The distance to from point $\vec{c}(t)$ to the line ($x$-axis) is $$r(t) = \sqrt{ y(t)^2 + z(t)^2 } \tag{3}\label{3}$$ and we are looking for the extrema of $\eqref{3}$ within $0 \le t \le 1$. Because $r(t)$ is a nonnegative function, it reaches its extrema where its square does. Therefore, we can actually look for the extremas of $$R(t) = r(t)^2 = y(t)^2 + z(t)^2$$ which occur when $t = 0$, $t = 1$, or the derivative is zero; $$\begin{array}{rl} \frac{d \, R(t)}{d \, t} = 0 = & t^5 ( 6 y_3^2 + 6 z_3^2 ) + \\ \; & t^4 ( 10 y_2 y_3 + 10 z_2 z_3 ) + \\ \; & t^3 ( 4 y_2^2 + 4 z_2^2 + 8 y_1 y_3 + 8 z_1 z_3 ) + \\ \; & t^2 ( 6 y_1 y_2 + 6 z_1 z_2 ) + \\ \; & t ( 2 y_1^2 + z_1^2 ) \end{array}\tag{4}\label{4}$$ Note that $t = 0$ is always a root; $t = 1$ is mathematically also a root (because of how the coefficients have been defined; but not in general for the above equation!), but rounding errors may perturb the root at $1$ slightly.

$\eqref{4}$ does have analytical solutions, but you'll probably want to use Sage, Maple, Mathematica, or something similar to massage the solutions into more useful form; the solutions I found using Sage are just too long to paste here.

Let's say you find roots $t_i$, $0 \le t_i \le 1$. Pick $t_{max} = t_k$ where $R(t_k) \ge R(t_i)$ for all $i$; i.e. pick the $t$ that yields the largest $R(t)$. Then:

  • The point where the curve is furthest from the straight line occurs at $t_{max}$.

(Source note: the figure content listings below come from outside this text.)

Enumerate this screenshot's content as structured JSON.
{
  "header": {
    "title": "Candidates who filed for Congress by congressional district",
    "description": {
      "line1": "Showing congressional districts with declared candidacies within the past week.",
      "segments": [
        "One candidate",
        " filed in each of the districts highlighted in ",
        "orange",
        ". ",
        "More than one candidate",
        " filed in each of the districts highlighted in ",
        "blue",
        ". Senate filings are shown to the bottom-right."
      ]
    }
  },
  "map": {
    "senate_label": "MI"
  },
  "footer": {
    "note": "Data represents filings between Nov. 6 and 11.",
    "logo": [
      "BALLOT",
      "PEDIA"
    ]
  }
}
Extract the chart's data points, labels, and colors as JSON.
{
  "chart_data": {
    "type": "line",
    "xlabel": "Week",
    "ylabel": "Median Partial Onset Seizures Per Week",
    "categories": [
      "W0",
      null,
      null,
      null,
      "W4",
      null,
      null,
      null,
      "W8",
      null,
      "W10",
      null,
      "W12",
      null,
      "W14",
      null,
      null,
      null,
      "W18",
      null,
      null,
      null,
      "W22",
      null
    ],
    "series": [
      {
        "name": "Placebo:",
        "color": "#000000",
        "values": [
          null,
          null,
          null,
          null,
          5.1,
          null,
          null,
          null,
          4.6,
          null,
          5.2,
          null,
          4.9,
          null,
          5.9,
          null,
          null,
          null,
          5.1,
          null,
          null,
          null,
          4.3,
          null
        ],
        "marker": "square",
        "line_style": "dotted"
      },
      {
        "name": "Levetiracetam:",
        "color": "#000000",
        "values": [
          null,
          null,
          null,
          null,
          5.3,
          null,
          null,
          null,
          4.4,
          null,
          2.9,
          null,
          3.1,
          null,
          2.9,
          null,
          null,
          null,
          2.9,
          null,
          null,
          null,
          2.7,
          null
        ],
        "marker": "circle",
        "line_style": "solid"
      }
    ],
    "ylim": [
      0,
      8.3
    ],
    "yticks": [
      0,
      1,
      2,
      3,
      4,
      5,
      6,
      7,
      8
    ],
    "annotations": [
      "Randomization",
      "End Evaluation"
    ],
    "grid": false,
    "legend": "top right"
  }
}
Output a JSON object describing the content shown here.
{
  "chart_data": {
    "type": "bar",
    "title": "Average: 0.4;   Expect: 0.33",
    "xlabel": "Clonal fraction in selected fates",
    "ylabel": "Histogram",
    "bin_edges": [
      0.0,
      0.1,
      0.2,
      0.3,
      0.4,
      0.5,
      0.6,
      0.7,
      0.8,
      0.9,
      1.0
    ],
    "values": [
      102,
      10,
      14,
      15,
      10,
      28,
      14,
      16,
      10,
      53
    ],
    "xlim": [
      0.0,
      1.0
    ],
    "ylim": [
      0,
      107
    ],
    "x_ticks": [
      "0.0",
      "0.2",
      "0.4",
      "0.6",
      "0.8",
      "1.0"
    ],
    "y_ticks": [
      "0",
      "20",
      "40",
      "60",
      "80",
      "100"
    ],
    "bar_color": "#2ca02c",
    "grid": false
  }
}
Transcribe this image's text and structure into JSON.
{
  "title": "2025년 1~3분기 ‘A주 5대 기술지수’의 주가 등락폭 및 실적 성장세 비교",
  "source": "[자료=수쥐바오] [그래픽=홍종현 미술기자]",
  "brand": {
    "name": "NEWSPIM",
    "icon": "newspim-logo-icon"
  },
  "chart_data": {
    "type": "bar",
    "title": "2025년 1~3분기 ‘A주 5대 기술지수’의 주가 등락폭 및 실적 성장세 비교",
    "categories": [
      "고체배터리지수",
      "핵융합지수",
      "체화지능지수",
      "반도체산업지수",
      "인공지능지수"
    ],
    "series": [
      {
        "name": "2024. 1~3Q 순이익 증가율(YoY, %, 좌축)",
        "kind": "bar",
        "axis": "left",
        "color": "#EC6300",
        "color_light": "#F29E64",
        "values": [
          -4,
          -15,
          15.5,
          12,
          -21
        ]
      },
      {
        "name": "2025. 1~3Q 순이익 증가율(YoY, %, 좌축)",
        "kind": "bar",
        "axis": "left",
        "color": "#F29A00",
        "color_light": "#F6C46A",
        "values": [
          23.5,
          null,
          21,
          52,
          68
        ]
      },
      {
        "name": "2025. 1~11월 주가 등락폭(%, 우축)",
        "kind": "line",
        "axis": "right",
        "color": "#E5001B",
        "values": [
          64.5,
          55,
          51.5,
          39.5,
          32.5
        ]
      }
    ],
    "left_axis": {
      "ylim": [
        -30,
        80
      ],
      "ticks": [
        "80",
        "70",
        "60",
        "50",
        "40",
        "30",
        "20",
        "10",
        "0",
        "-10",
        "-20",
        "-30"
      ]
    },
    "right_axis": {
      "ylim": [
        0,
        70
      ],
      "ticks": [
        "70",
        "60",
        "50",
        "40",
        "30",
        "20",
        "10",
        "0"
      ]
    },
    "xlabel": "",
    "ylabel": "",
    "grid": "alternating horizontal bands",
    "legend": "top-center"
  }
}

  • In original coordinates, the curve is farthest from the straight line at $\vec{p}(t_{max})$.

  • The distance is then $r(t_{max}) = \sqrt{R(t_{max})}$.

  • Distance from $\vec{p}(0)$ to the point on the line that is perpendicular to, and closest to the furthest point, is $x(t_{max})$.